Winning the first three games of the season gave Villa their best start since 1962 - how can you sum up the opening couple of weeks of the 2018/19 season for Steve Bruce’s men?
It’s been really pleasing for Villa. The performances haven’t been great, the fans know that and Steve Bruce knows that as he’s made a clear point that they haven’t performed well yet, and there is some serious room for improvement. At the same time, Villa have been in this situation before where they haven’t played well and haven’t picked up any points but they fact that they’ve won the first two games in the league and are through to the next round of the cup is very pleasing.
As we saw in 2016, they struggled at the start and they struggled at the start of last season as well in terms of results and they were always playing catch-up for the last two seasons. It’s very early days but they are already five points ahead of Stoke who are promotion favourites for example – that can only bode well for the future, I think.
Has that created a feeling of relief after the club’s turbulent summer in which they lost to Fulham in the play-off final and their ownership changed hands?
It really was a worrying and depressing summer. For people looking outside into it, they’ve have seen all the drama unfolding and, being even closer to it, I can say that it was as bad as people probably read and saw. The play-off final was disappointing in itself because you don’t go up when you are so close, there is going to be some sort of hangover from that anyway, but the fact that there were so many off-field problems as well just made it all so much worse.
The former majority owner Tony Xia had money problems all through last season and not getting back to the Premier League just compounded that. In May they were struggling to pay the tax bill and by June had come round, the manager thought he was going to have to sell his best players like Jack Grealish, Jonathan Kodjia and James Chester simply to pay the wages of the rest of the staff – it really was that bad and they just couldn’t get money into the club. By mid-July it got to the stage where the owner just knew the club was going to go into administration if he didn’t sell a proportion of his shares but luckily they managed to complete the takeover in about five days – Steve Bruce was quoted as saying, “You can’t sell your house in five days!” so to buy a football club in that time is pretty incredible.

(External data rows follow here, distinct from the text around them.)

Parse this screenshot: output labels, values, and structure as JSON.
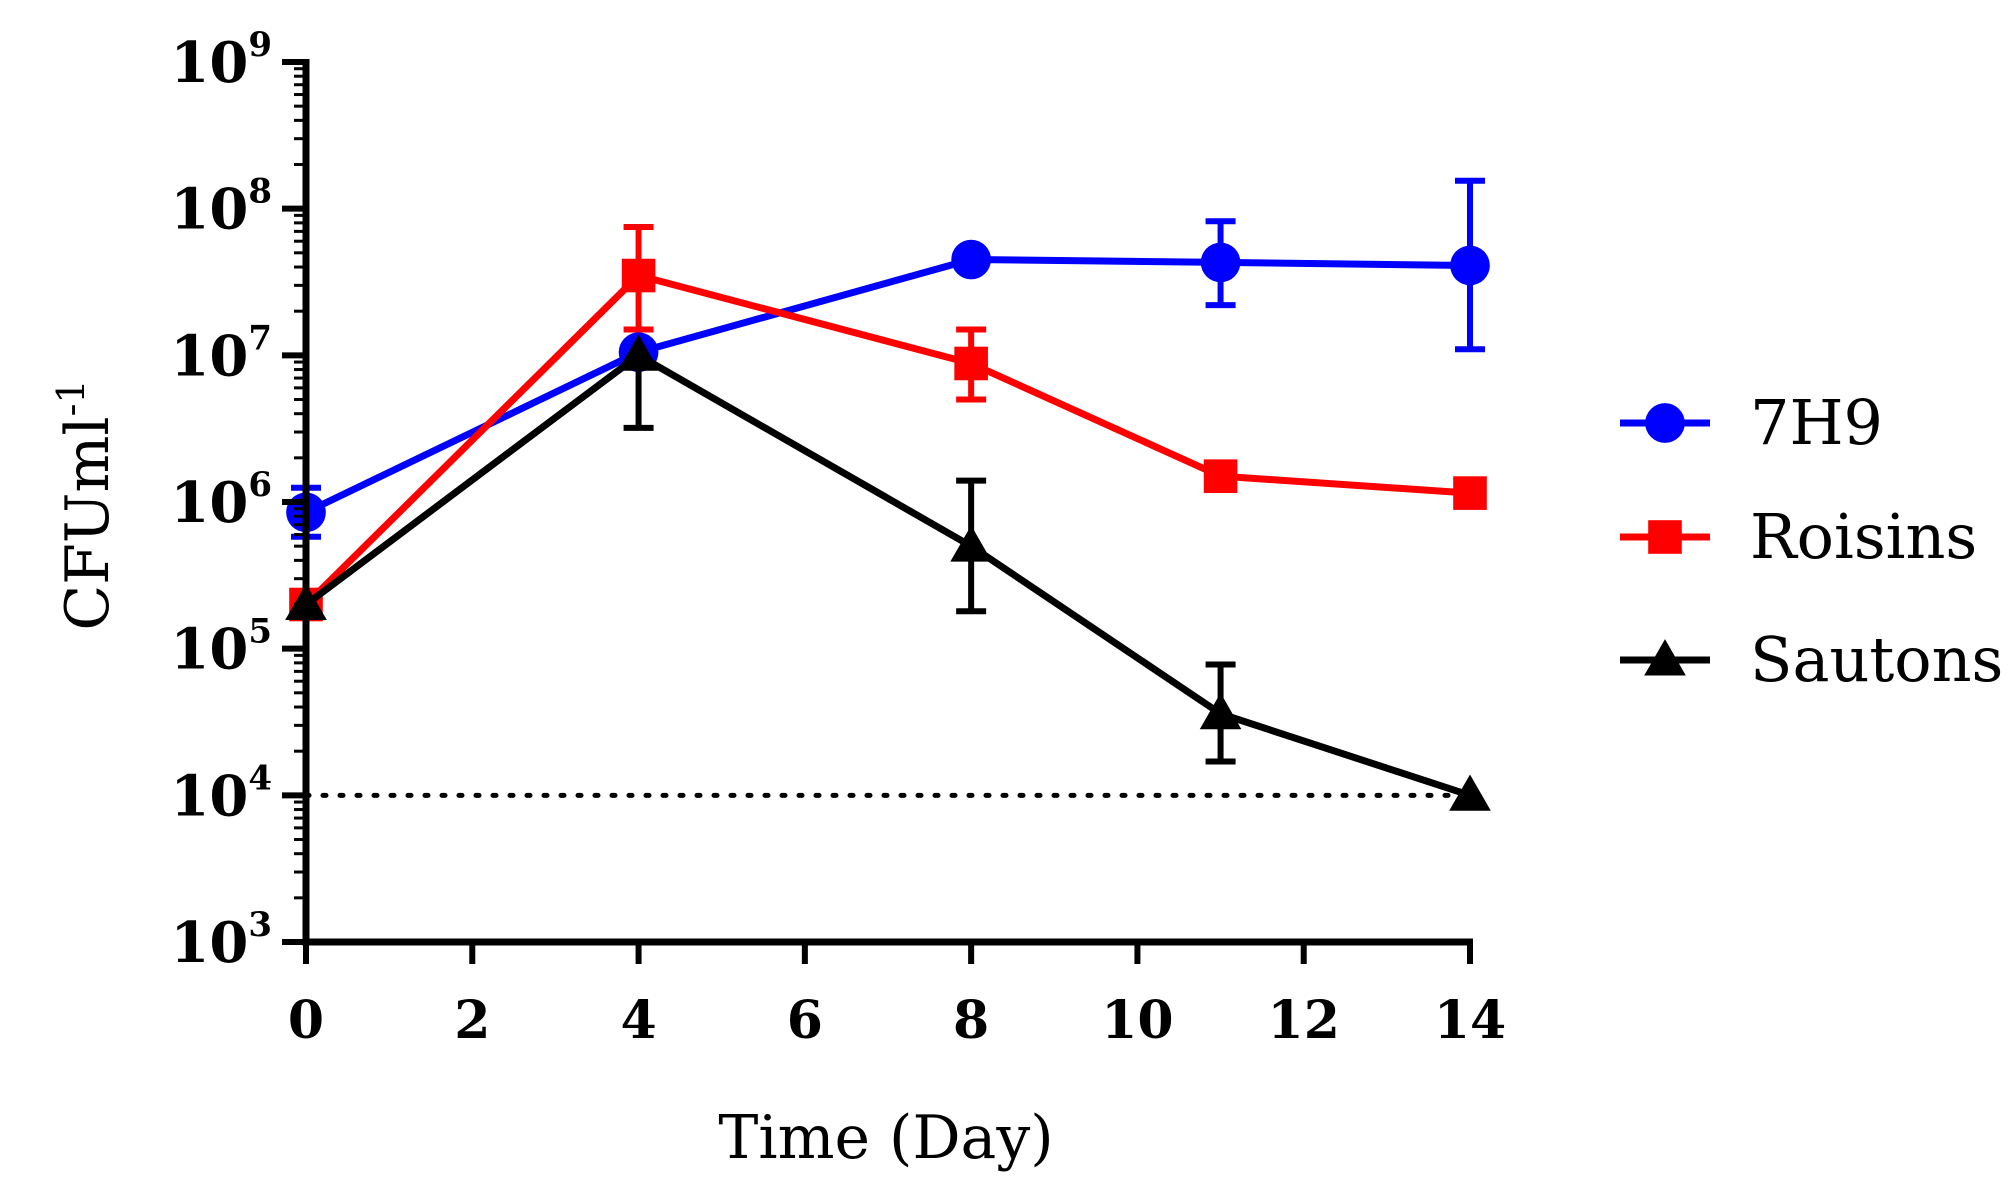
{
  "chart_data": {
    "type": "line",
    "title": "",
    "xlabel": "Time (Day)",
    "ylabel": {
      "base": "CFUml",
      "sup": "-1"
    },
    "xlim": [
      0,
      14
    ],
    "x_ticks": [
      "0",
      "2",
      "4",
      "6",
      "8",
      "10",
      "12",
      "14"
    ],
    "y_scale": "log",
    "ylim": [
      1000,
      1000000000
    ],
    "y_ticks": [
      {
        "base": "10",
        "exp": "3"
      },
      {
        "base": "10",
        "exp": "4"
      },
      {
        "base": "10",
        "exp": "5"
      },
      {
        "base": "10",
        "exp": "6"
      },
      {
        "base": "10",
        "exp": "7"
      },
      {
        "base": "10",
        "exp": "8"
      },
      {
        "base": "10",
        "exp": "9"
      }
    ],
    "legend_position": "right",
    "detection_limit": 10000,
    "series": [
      {
        "name": "7H9",
        "color": "#0000ff",
        "marker": "circle",
        "x": [
          0,
          4,
          8,
          11,
          14
        ],
        "y": [
          850000,
          10500000,
          45000000,
          43000000,
          41000000
        ],
        "err_low": [
          580000,
          null,
          null,
          22000000,
          11000000
        ],
        "err_high": [
          1250000,
          null,
          null,
          82000000,
          155000000
        ]
      },
      {
        "name": "Roisins",
        "color": "#ff0000",
        "marker": "square",
        "x": [
          0,
          4,
          8,
          11,
          14
        ],
        "y": [
          200000,
          35000000,
          8800000,
          1500000,
          1150000
        ],
        "err_low": [
          null,
          15000000,
          5000000,
          null,
          null
        ],
        "err_high": [
          null,
          75000000,
          15000000,
          null,
          null
        ]
      },
      {
        "name": "Sautons",
        "color": "#000000",
        "marker": "triangle",
        "x": [
          0,
          4,
          8,
          11,
          14
        ],
        "y": [
          200000,
          10000000,
          500000,
          36000,
          10000
        ],
        "err_low": [
          null,
          3200000,
          180000,
          17000,
          null
        ],
        "err_high": [
          null,
          null,
          1400000,
          78000,
          null
        ]
      }
    ]
  }
}
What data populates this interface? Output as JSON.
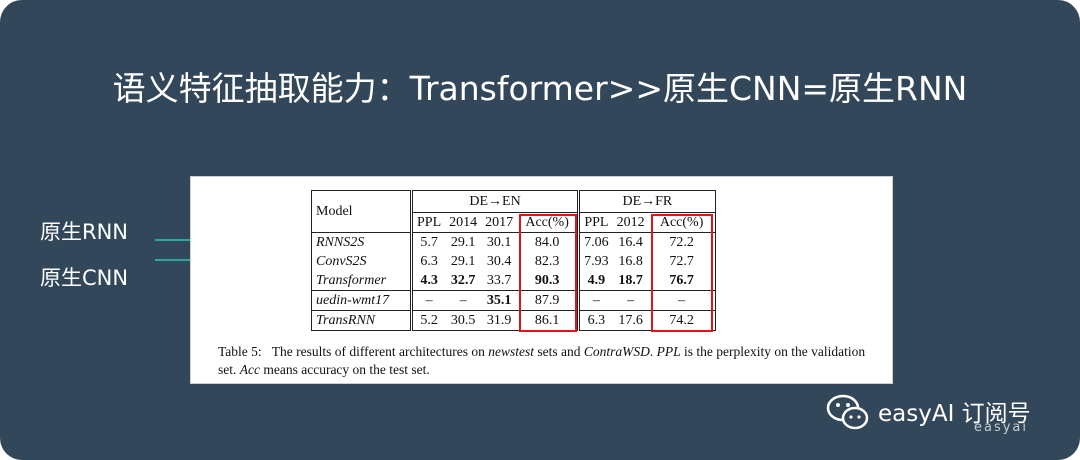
{
  "title": "语义特征抽取能力：Transformer>>原生CNN=原生RNN",
  "annotations": [
    "原生RNN",
    "原生CNN"
  ],
  "table": {
    "header": {
      "model": "Model",
      "groups": [
        "DE→EN",
        "DE→FR"
      ],
      "columns": [
        "PPL",
        "2014",
        "2017",
        "Acc(%)",
        "PPL",
        "2012",
        "Acc(%)"
      ]
    },
    "rows": [
      [
        "RNNS2S",
        "5.7",
        "29.1",
        "30.1",
        "84.0",
        "7.06",
        "16.4",
        "72.2"
      ],
      [
        "ConvS2S",
        "6.3",
        "29.1",
        "30.4",
        "82.3",
        "7.93",
        "16.8",
        "72.7"
      ],
      [
        "Transformer",
        "4.3",
        "32.7",
        "33.7",
        "90.3",
        "4.9",
        "18.7",
        "76.7"
      ],
      [
        "uedin-wmt17",
        "–",
        "–",
        "35.1",
        "87.9",
        "–",
        "–",
        "–"
      ],
      [
        "TransRNN",
        "5.2",
        "30.5",
        "31.9",
        "86.1",
        "6.3",
        "17.6",
        "74.2"
      ]
    ]
  },
  "caption": [
    "Table 5:",
    "The results of different architectures on ",
    "newstest",
    " sets and ",
    "ContraWSD",
    ". ",
    "PPL",
    " is the perplexity on the validation set. ",
    "Acc",
    " means accuracy on the test set."
  ],
  "watermark": {
    "brand": "easyAI 订阅号",
    "sub": "easyai"
  }
}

The new owners have come in with big, bold ideas and clearly have a lot of money so their statement of intent was keeping hold of the key players. If they could have spent money they would have, but the problem is that Villa have got Financial Fair Play restrictions hanging over them. But their statement of intent shows that they are serious about the football club.
The Thierry Henry link seems to be a little bit of a grey area and Steve Bruce was unhappy to hear of the apparent links with the Arsenal legend. Link or not, he must’ve convinced the owners that any potential change would be unwarranted?

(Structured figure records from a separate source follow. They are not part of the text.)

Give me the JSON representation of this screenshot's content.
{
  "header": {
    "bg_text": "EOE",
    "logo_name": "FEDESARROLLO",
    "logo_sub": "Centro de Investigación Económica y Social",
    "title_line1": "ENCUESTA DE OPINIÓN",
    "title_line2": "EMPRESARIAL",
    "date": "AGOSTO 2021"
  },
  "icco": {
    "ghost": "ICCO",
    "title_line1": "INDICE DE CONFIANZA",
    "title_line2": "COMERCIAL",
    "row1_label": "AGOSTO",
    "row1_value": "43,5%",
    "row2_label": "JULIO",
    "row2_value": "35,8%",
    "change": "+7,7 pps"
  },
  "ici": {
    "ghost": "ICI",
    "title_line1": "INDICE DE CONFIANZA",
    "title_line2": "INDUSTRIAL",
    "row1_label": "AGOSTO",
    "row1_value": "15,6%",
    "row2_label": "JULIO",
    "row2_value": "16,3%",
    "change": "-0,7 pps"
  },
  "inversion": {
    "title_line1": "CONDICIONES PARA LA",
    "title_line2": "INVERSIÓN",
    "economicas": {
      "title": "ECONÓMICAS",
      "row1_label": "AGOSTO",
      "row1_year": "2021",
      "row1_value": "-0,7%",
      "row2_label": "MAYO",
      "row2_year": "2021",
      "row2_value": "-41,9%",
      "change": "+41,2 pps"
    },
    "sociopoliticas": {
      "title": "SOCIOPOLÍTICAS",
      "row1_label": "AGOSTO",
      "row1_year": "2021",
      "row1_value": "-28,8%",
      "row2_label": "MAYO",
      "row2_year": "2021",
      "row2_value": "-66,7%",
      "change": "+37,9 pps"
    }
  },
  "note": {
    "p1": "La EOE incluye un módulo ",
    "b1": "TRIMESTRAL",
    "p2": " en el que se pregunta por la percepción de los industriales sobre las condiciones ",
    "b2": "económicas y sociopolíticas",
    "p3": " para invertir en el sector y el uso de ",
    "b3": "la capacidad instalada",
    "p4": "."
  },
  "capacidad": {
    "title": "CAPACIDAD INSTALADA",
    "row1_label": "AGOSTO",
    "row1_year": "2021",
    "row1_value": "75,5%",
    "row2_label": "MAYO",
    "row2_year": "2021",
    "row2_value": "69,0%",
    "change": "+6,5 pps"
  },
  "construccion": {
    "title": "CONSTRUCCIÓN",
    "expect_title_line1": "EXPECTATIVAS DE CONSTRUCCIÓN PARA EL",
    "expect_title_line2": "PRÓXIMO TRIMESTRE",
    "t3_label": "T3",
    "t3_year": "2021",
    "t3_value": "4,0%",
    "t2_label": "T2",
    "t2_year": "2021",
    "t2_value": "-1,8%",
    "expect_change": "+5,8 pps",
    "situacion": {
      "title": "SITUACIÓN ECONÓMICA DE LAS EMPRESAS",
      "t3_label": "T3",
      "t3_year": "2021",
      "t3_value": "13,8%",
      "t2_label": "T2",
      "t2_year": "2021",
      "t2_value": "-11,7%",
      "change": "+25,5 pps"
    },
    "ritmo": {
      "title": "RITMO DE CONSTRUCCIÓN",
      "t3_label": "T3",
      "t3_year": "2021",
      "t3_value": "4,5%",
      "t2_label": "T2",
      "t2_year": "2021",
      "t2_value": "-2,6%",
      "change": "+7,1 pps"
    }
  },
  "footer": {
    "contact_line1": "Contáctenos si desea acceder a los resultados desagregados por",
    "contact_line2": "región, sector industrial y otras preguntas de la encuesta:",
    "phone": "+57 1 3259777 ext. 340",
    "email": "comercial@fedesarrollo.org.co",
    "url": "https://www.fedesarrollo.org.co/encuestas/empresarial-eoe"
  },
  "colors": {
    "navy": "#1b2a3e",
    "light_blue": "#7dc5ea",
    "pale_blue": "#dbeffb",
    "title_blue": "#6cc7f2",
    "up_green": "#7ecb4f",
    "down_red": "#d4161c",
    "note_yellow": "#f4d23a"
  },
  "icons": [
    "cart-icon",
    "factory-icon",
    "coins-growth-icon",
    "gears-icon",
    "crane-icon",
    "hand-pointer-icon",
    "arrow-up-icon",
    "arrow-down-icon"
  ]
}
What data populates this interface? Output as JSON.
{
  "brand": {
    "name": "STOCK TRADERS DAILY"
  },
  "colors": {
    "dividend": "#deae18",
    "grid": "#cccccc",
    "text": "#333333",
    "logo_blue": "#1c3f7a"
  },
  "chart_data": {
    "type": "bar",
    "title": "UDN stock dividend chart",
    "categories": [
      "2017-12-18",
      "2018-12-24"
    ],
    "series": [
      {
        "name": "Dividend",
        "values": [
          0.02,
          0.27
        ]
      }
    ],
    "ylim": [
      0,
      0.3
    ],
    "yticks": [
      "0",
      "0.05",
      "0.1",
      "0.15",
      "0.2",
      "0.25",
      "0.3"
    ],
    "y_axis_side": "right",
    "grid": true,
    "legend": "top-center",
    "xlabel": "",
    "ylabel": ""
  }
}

To be honest, I think they were quite convinced with him before that because they wanted the experienced head. There was some substance in the Thierry Henry link but the early wins this season will have enhanced his position as manager and I think given him more time.
How crucial was it that they staved on interest from Spurs to hold on top prize asset Jack Grealish in the closing days of the summer transfer window?

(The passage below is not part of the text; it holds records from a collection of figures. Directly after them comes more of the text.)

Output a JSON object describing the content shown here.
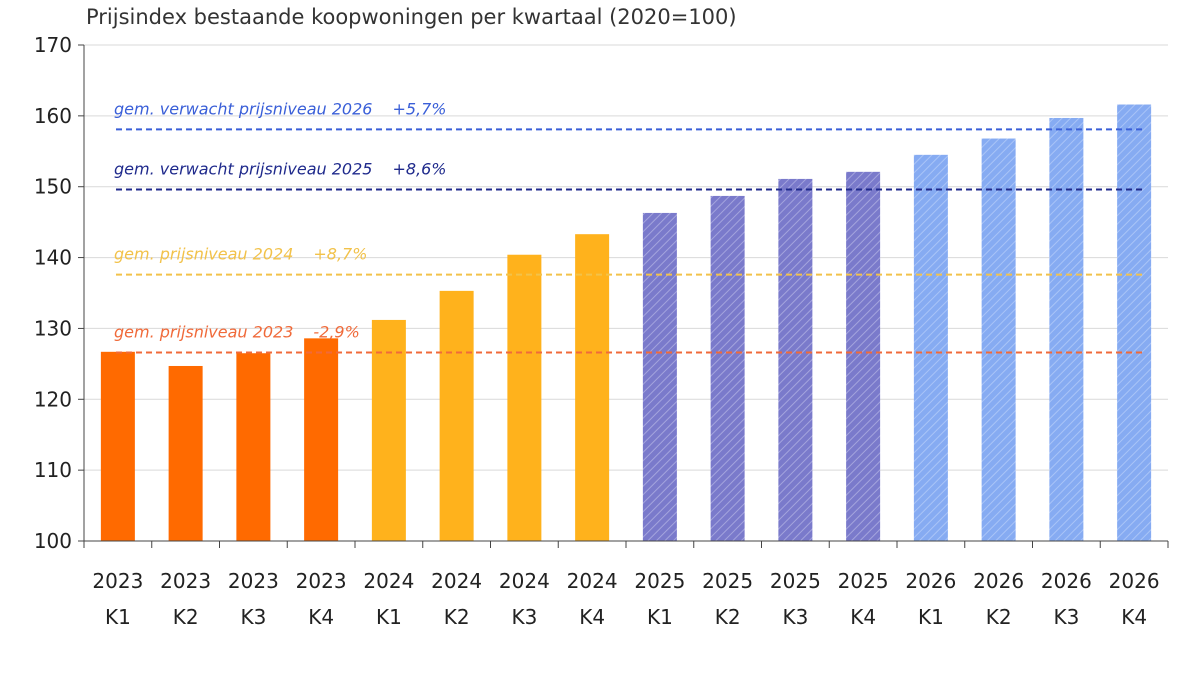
{
  "chart_data": {
    "type": "bar",
    "title": "Prijsindex bestaande koopwoningen per kwartaal (2020=100)",
    "xlabel": "",
    "ylabel": "",
    "ylim": [
      100,
      170
    ],
    "yticks": [
      100,
      110,
      120,
      130,
      140,
      150,
      160,
      170
    ],
    "grid": true,
    "categories": [
      [
        "2023",
        "K1"
      ],
      [
        "2023",
        "K2"
      ],
      [
        "2023",
        "K3"
      ],
      [
        "2023",
        "K4"
      ],
      [
        "2024",
        "K1"
      ],
      [
        "2024",
        "K2"
      ],
      [
        "2024",
        "K3"
      ],
      [
        "2024",
        "K4"
      ],
      [
        "2025",
        "K1"
      ],
      [
        "2025",
        "K2"
      ],
      [
        "2025",
        "K3"
      ],
      [
        "2025",
        "K4"
      ],
      [
        "2026",
        "K1"
      ],
      [
        "2026",
        "K2"
      ],
      [
        "2026",
        "K3"
      ],
      [
        "2026",
        "K4"
      ]
    ],
    "values": [
      126.7,
      124.7,
      126.5,
      128.6,
      131.2,
      135.3,
      140.4,
      143.3,
      146.3,
      148.7,
      151.1,
      152.1,
      154.5,
      156.8,
      159.7,
      161.6
    ],
    "bar_groups": [
      {
        "year": "2023",
        "color": "#ff6a00",
        "style": "solid"
      },
      {
        "year": "2024",
        "color": "#ffb21c",
        "style": "solid"
      },
      {
        "year": "2025",
        "color": "#7f7fcf",
        "style": "hatched"
      },
      {
        "year": "2026",
        "color": "#8db0f3",
        "style": "hatched-light"
      }
    ],
    "reference_lines": [
      {
        "value": 158.1,
        "label": "gem. verwacht prijsniveau 2026",
        "change": "+5,7%",
        "color": "#3a5fd8"
      },
      {
        "value": 149.6,
        "label": "gem. verwacht prijsniveau 2025",
        "change": "+8,6%",
        "color": "#1f2a8c"
      },
      {
        "value": 137.6,
        "label": "gem. prijsniveau 2024",
        "change": "+8,7%",
        "color": "#f2c24a"
      },
      {
        "value": 126.6,
        "label": "gem. prijsniveau 2023",
        "change": "-2,9%",
        "color": "#f06a3a"
      }
    ]
  }
}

That was massive for a number of reasons. Jack Grealish is the Aston Villa poster boy and the player that all the fans love: a Villa fan and the best player. Him remaining at Villa Park immediately gave the fans a lift but it also gave Steve Bruce a lift because it has made him feel a little bit more secure in his job because keeping your best player is only going to enhance your team.
With Grealish in the team, they are going to win more games than without him. It was also good for the long-term future: If Villa are kicking around the promotion places come January then I imagine he’ll think of staying again and trying to help the club that he loves get back into the Premier League. I think they’ll have him for another season and then if they are back in the Premier League and lose him, which I don’t think they will, it is not the end of the world because they’ll be back in the top flight. Positives all round, really.
None of Villa’s strikers have netted as yet this term but who would you say is the most potent danger that Brentford should be wary of on Wednesday evening?
There is a new guy called John McGhinn who signed from Hibernian just before deadline day; we’ve only seen him for one game but the fans have immediately taken to him. He sits slightly deeper behind Grealish in midfield but looks very comfortable on the ball, has a lot of energy and a fierce delivery from what we’ve already seen. Steve Bruce has been tracking him for 12 months now and was desperate to get hold of him. The midfield has been a bit slow and labored in recent years and he’s just going to give them something a little bit different so he might be one to watch out for. He won’t score too many goals but he’ll certainly create a few.
How is Steve Bruce likely to set up his team for the Bees’ visit to the Midlands?
It’s likely to be a 4-4-1-1 formation with the following lineup: Nyland, Hutton, Chester, Tuanzebe, Taylor, Elmohamady, Whelan, McGinn, Green, Grealish, Kodjia.
Can I push you for a score prediction?
Oh it’s Brentford isn’t it - they always beat Villa! I will stick with 1-1 just to be safe because they seem to be Villa’s bogey team.